How to Choose Vacant Land for Building a House


Before building your dream house, you’ll need to purchase a vacant lot. Some people select a lot for its location, and then have a house designed to fit the property. The features of the lot are extremely important; for example, if it is a hillside lot, this can significantly raise the construction costs and limit the house design. Another approach is to have a general idea what type of house you intend to build, and then find a suitable lot. If you’re working with a general contractor or architect, they can help you make the selection.

  • Observe the other houses in the neighborhood. Remember the old adage about not building a castle among cottages, as it is better to be the cottage among castles from an investment perspective.
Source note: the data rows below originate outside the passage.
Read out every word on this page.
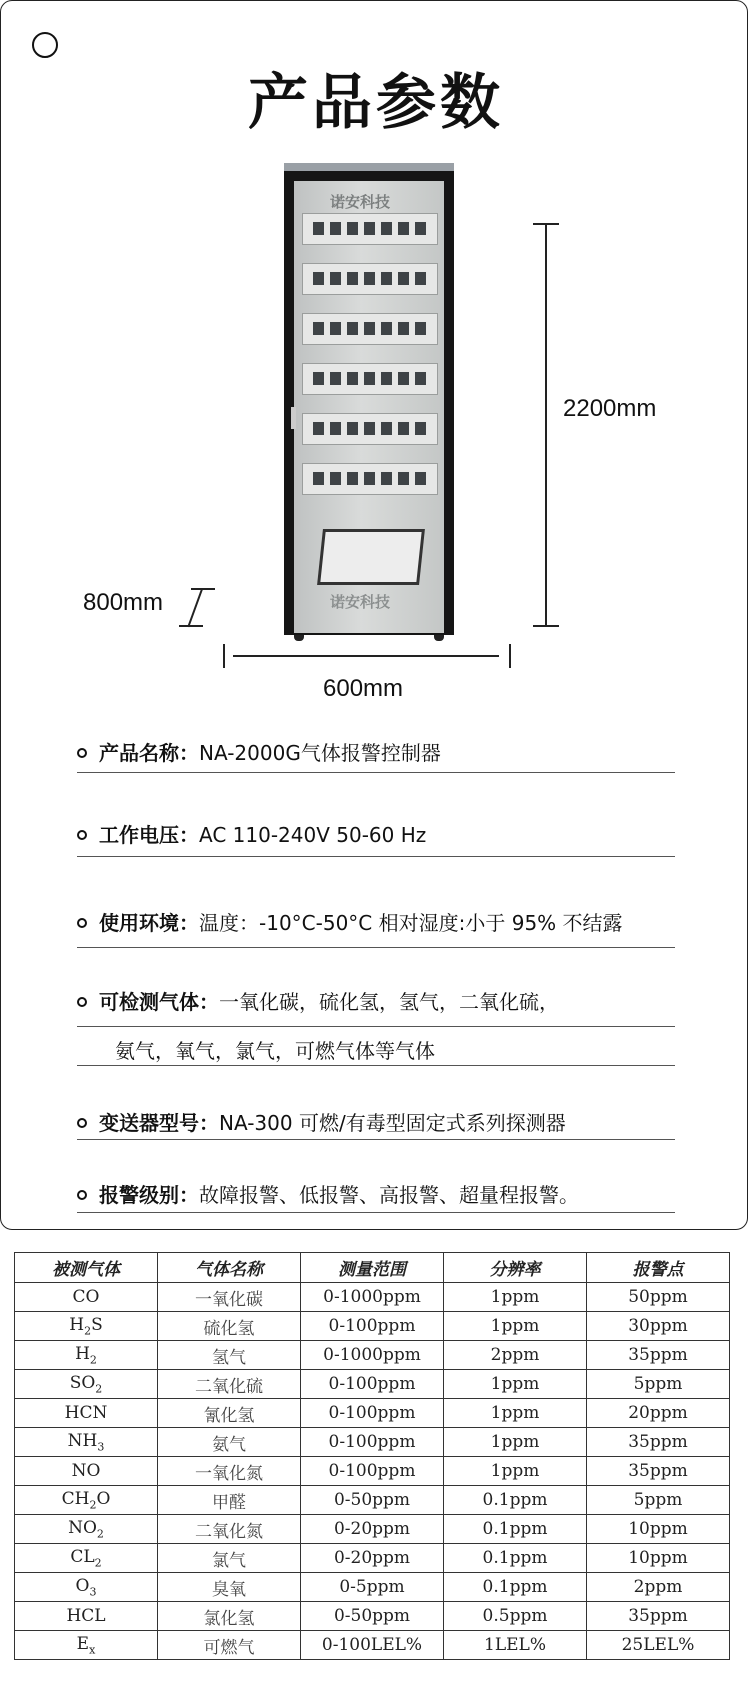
产品参数
诺安科技
诺安科技
2200mm
600mm
800mm
产品名称：NA-2000G气体报警控制器
工作电压：AC 110-240V 50-60 Hz
使用环境：温度：-10°C-50°C 相对湿度:小于 95% 不结露
可检测气体：一氧化碳，硫化氢，氢气，二氧化硫，
氨气，氧气，氯气，可燃气体等气体
变送器型号：NA-300 可燃/有毒型固定式系列探测器
报警级别：故障报警、低报警、高报警、超量程报警。
被测气体	气体名称	测量范围	分辨率	报警点
CO	一氧化碳	0-1000ppm	1ppm	50ppm
$H_2S$	硫化氢	0-100ppm	1ppm	30ppm
$H_2$	氢气	0-1000ppm	2ppm	35ppm
$SO_2$	二氧化硫	0-100ppm	1ppm	5ppm
HCN	氰化氢	0-100ppm	1ppm	20ppm
$NH_3$	氨气	0-100ppm	1ppm	35ppm
NO	一氧化氮	0-100ppm	1ppm	35ppm
$CH_2O$	甲醛	0-50ppm	0.1ppm	5ppm
$NO_2$	二氧化氮	0-20ppm	0.1ppm	10ppm
$CL_2$	氯气	0-20ppm	0.1ppm	10ppm
$O_3$	臭氧	0-5ppm	0.1ppm	2ppm
HCL	氯化氢	0-50ppm	0.5ppm	35ppm
$E_x$	可燃气	0-100LEL%	1LEL%	25LEL%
  • Consider the slope of the lot. Even a lot with a seemingly mild slope can mean additional grading fees. Talk to a grader or your builder about the desired slope for the house you intend to build. If the lot needs retaining walls, this is a considerable additional expense.

  • Check the availability of utilities delivered to the lot. If the lot doesn’t have electrical, water or cable, services, check to see how much it will cost to bring in those services.

  • Determine the lot’s zoning codes and any specific building requirements. For example, in some neighborhoods a minimum square footage for the house may be a requirement. There are also height restrictions, which could determine if you can build a two-storied house. Check with the building department for the area.

  • Have a percolation test done, if the lot is not hooked up to sewer. This is to determine the feasibility of installing a septic tank. Companies that install septic tanks often provide this service.

  • Review the plat map (a map of the area showing streets, parcels of ownership, and other details) from the county or city. Check for setbacks and any easements or use restrictions on the property. Ask if the lot is in a flood zone. Find out how much of the lot can be built on, which will influence your final house plan.

  • Investigate how your building will impact the lot’s ecosystem as well as the surrounding area. For example, you may need to remove trees or divert a stream. Determine if this will be affordable, possible and legal.